Kundalini yoga and meditation is a powerful means of reducing stress and restoring calm to a woman struggling to conceive, and this alone can be revolutionary. But it also goes further. Kundalini yoga employs prescribed sets of postures (called kriyas) to move energy up from the root chakra of the body through all seven chakras, or energy centres. Because the first three chakras house the reproductive organs of the female body, this flow of energy is crucial to a woman’s fertility. Specific kriyas, along with a meditation practice, also work with the parts of the brain responsible for reproductive health, such as the hypothalamus, the pituitary gland, and the pineal gland.

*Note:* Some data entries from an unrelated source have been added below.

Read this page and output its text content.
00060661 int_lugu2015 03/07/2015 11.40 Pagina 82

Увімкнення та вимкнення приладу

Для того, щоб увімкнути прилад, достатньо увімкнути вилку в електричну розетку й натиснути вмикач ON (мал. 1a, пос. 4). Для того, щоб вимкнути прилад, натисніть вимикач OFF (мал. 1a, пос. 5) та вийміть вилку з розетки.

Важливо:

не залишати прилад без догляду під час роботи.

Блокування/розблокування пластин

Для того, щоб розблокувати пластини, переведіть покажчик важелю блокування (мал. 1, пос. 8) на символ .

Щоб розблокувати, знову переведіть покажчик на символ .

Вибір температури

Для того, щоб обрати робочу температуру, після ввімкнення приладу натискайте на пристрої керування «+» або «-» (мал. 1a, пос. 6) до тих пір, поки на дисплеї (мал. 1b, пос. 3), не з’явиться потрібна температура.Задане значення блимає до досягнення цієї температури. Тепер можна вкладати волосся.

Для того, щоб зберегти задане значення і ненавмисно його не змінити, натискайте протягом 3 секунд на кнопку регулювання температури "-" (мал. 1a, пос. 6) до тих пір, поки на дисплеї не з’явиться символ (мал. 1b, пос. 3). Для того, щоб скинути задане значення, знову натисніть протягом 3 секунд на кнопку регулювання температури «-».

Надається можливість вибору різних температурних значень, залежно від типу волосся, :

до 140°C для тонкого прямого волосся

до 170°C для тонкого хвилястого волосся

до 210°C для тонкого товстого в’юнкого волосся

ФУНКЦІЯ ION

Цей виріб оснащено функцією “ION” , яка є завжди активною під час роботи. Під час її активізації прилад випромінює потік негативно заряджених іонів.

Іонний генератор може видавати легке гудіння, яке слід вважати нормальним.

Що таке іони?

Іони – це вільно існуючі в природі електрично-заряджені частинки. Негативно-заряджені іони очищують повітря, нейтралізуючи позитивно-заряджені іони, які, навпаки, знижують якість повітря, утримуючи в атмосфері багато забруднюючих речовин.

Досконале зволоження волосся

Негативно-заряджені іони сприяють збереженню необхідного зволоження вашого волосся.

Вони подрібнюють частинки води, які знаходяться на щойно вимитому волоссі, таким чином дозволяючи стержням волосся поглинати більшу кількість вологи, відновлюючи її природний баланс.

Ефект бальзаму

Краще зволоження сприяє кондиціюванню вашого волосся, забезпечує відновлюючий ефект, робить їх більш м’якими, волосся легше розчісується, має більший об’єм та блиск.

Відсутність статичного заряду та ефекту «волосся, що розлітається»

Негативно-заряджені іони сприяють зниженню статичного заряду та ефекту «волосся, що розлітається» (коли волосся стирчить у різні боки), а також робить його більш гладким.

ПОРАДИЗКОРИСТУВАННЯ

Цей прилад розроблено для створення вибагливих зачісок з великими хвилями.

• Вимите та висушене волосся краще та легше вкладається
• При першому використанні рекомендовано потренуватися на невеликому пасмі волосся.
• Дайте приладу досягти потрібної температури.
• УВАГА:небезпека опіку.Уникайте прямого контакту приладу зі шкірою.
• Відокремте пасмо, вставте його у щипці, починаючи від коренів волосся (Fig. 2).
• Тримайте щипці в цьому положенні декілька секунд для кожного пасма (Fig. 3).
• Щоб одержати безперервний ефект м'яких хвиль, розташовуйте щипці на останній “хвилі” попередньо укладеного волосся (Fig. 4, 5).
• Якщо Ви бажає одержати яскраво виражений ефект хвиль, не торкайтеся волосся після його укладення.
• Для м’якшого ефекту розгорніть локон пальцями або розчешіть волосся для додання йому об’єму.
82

In the Moon Goddess fertility yoga practice I have developed for my clients, I teach a kriya to optimize the functioning of the pituitary gland. The pituitary is responsible for regulating female reproductive hormones such as LH (luteinizing hormone, which causes ovulation), FSH (follicle stimulating hormone, which matures the eggs in the ovaries), progesterone (which causes the endometrium to mature so that it can support implantation of the fertilized egg), and estrogen. In yoga, the pituitary gland is also understood to regulate a woman’s mental and emotional health, an essential element of her ability to conceive.

Alongside these fertility-enhancing yoga postures, and equally vital to healing reproductive challenges, is meditation. The Kundalini meditation practices I share with clients are prescriptive in nature, so they are designed to solve a particular problem. For my fertility clients I use a breath meditation to restore regular menstrual cycles and harmonize hormonal health. Meditation directly affects the pituitary gland, as well as the hypothalamus and the pineal gland. The hypothalamus is the part of the brain that signals the pituitary gland to release hormones. The pineal is the gland that produces serotonin, which is important for libido and well-being, and melatonin, which is connected with feelings of relaxation and is also thought to be involved in reproductive function.

Kundalini yoga and meditation work in tandem to reduce stress, improve the flow of energy to the reproductive organs, and stimulate the glands crucial for conceiving and supporting a healthy pregnancy. When combined with the personal guidance of a skilled teacher, I have found Kundalini yoga to be deeply healing. In six years I have seen a success rate of 50 percent among clients who were previously diagnosed with unexplained infertility. Within this practice lie ancient techniques that can and do help women release the pain of infertility and move beyond it into wholeness as the healthy, vital, fertile women they are.